# Have You Smoked Winter Squash?



## michchef (Nov 4, 2009)

Is it good smoked? I'm talkin' Hubbard, Butternut, Acorn and Buttercups. How would you go about doing it? Chunking it and smoking it in a pan or halving the squash, remove the seeds and smoke on the grate?
I'm thinking that an acorn squash halved, seeds removed and filled with a sausage/walnut stuffing then smoked might be pretty good.

Tell me how you do yours.


----------



## alx (Nov 4, 2009)

I have cut in half my butternut before.I smoked a few hours and then into a 300 degree oven until soft.I have also seen it smoked in 1-2 inch slices.

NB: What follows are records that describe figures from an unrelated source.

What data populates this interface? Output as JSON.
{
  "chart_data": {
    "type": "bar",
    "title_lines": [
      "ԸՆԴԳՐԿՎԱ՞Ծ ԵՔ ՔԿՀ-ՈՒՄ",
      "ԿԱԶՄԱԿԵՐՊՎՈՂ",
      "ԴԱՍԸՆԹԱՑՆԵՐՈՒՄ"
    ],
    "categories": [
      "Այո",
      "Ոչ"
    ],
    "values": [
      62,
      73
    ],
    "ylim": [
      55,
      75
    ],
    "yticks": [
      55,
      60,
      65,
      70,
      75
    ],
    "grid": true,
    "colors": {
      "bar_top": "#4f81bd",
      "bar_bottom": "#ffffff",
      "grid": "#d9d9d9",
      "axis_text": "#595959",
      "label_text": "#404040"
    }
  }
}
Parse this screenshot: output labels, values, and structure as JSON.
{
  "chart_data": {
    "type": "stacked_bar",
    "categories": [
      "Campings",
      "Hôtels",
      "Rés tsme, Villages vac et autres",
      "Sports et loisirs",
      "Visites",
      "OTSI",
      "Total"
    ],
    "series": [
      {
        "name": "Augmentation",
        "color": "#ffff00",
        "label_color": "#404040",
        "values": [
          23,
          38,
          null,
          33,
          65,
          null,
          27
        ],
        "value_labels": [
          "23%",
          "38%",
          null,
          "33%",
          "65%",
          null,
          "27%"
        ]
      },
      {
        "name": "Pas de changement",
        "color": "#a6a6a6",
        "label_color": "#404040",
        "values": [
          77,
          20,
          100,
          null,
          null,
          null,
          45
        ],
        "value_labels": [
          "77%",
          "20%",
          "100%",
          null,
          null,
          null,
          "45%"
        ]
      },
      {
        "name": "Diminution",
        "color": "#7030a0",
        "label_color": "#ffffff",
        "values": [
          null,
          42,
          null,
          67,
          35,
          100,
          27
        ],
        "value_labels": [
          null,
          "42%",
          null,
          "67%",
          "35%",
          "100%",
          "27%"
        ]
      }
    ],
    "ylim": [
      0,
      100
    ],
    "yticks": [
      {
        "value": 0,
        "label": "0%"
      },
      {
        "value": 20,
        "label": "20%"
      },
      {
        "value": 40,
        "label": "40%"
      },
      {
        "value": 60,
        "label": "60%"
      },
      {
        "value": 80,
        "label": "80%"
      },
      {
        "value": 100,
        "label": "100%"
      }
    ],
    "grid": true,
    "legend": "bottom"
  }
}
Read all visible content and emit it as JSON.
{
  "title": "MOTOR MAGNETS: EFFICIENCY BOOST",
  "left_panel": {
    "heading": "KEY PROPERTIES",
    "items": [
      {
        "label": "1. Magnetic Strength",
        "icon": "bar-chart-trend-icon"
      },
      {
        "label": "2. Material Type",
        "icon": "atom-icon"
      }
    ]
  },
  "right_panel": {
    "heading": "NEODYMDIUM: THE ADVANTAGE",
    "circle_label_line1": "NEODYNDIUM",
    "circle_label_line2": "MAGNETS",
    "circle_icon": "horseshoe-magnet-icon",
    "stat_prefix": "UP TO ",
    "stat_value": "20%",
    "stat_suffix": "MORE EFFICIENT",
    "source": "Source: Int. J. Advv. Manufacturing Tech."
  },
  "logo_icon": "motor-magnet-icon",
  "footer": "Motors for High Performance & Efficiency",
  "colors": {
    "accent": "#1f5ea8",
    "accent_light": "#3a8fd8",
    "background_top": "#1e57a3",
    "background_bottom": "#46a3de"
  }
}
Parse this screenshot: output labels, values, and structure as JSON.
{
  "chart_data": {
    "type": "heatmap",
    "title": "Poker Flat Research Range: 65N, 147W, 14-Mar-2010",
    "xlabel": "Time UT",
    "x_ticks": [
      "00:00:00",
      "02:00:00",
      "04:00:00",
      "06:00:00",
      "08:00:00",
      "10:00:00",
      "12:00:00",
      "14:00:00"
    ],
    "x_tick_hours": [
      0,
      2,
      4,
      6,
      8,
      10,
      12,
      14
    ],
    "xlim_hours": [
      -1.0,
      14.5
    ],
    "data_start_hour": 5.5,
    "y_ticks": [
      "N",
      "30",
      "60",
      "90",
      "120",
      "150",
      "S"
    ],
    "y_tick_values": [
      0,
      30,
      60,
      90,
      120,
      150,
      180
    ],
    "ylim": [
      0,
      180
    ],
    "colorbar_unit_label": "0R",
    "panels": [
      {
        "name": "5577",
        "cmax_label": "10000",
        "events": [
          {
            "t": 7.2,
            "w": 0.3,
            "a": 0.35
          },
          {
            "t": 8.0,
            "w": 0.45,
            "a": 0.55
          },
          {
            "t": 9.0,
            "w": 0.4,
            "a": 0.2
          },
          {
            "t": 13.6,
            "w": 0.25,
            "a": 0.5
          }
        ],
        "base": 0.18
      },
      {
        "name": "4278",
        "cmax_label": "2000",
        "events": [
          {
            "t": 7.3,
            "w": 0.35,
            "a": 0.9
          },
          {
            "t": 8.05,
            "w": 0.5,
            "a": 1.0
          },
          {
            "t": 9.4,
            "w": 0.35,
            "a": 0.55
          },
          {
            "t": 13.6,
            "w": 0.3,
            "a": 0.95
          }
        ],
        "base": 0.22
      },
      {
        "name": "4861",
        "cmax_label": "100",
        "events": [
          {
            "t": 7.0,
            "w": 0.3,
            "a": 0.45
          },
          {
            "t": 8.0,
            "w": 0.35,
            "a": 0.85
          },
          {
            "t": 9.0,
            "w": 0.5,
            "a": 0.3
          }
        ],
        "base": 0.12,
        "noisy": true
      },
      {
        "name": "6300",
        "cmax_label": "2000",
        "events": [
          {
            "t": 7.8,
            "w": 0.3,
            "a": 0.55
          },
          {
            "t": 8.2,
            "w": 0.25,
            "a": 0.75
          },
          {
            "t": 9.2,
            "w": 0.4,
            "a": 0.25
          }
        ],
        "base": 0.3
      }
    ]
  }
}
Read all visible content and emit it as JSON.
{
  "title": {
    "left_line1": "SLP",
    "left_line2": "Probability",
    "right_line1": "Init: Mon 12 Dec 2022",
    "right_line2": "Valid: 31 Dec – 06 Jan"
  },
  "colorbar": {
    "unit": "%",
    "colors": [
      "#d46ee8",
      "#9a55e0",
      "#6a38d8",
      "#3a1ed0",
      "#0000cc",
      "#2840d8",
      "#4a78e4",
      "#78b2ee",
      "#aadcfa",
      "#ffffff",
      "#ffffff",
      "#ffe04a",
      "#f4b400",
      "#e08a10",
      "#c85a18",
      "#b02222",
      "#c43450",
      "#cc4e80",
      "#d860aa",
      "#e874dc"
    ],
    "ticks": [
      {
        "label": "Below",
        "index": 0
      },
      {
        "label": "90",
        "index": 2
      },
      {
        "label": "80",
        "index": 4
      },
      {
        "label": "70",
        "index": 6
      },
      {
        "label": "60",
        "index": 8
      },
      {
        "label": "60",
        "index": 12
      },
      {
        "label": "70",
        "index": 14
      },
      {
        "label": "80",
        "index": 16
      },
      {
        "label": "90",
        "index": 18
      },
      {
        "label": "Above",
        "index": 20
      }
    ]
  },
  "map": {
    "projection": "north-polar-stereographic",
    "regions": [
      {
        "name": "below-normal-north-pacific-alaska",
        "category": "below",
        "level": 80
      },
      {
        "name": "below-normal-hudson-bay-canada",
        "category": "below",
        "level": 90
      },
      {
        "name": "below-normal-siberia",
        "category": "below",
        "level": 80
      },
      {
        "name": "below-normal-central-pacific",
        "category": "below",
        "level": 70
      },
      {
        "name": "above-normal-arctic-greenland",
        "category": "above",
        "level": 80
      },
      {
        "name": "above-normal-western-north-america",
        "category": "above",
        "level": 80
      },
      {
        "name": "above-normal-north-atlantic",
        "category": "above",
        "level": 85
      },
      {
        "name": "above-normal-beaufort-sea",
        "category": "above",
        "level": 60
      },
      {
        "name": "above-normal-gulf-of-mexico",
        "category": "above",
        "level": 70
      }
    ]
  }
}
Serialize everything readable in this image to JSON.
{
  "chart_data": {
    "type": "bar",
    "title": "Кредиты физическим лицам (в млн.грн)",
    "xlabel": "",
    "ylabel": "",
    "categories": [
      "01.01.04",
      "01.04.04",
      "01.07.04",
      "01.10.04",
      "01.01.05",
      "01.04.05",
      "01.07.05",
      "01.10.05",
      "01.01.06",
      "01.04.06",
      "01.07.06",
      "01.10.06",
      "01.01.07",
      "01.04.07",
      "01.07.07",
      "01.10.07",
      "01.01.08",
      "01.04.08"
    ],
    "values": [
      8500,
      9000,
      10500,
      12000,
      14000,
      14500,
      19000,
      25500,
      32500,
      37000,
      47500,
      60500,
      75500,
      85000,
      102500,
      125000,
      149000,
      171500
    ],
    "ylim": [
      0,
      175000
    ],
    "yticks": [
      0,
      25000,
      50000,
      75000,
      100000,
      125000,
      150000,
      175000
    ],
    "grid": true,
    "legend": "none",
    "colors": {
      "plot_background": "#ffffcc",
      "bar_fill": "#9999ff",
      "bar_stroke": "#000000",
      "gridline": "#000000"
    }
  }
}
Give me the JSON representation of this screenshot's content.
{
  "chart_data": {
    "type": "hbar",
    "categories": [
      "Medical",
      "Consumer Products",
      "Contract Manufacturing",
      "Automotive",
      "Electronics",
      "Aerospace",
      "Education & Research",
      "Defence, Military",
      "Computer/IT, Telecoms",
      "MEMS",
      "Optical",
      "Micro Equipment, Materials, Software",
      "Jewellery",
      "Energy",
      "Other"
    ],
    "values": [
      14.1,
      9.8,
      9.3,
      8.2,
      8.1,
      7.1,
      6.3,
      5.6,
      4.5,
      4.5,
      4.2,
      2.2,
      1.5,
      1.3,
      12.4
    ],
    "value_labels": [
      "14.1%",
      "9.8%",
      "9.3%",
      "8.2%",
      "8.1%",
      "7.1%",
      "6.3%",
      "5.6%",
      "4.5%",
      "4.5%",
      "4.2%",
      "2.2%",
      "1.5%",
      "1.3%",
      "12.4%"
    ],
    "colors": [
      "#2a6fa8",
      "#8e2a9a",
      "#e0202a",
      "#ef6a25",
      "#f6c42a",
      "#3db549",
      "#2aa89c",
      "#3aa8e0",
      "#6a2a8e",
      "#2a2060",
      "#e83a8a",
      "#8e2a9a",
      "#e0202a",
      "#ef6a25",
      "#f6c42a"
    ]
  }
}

Very good....Your recipe sounds excellent!!!!

They also make killer PIES!!!!!


----------



## mballi3011 (Nov 4, 2009)

I have grilled alot of squash that seem to be our latest new thing to grill/smoke and just try new ways to do things. We try alot of differant things alot from here too. So we like to smoke squash and stuff them too.


----------



## john3198 (Jan 12, 2010)

Thinking of doing an Acorn squash tonight. How did yours come out?


----------



## reeko (Jan 12, 2010)

I have done it halved, with butter. Sprinkled with Brown Sugar and Nutmeg.

I cooked it along with a chicken, came out pretty well.


----------



## john3198 (Jan 13, 2010)

Reeko - we must be on the same page. I did halved Acorn tonight with br sugar, butter, and nutmeg. Will post qview tomorrow.

By the way, also did a chicken! Wierd


----------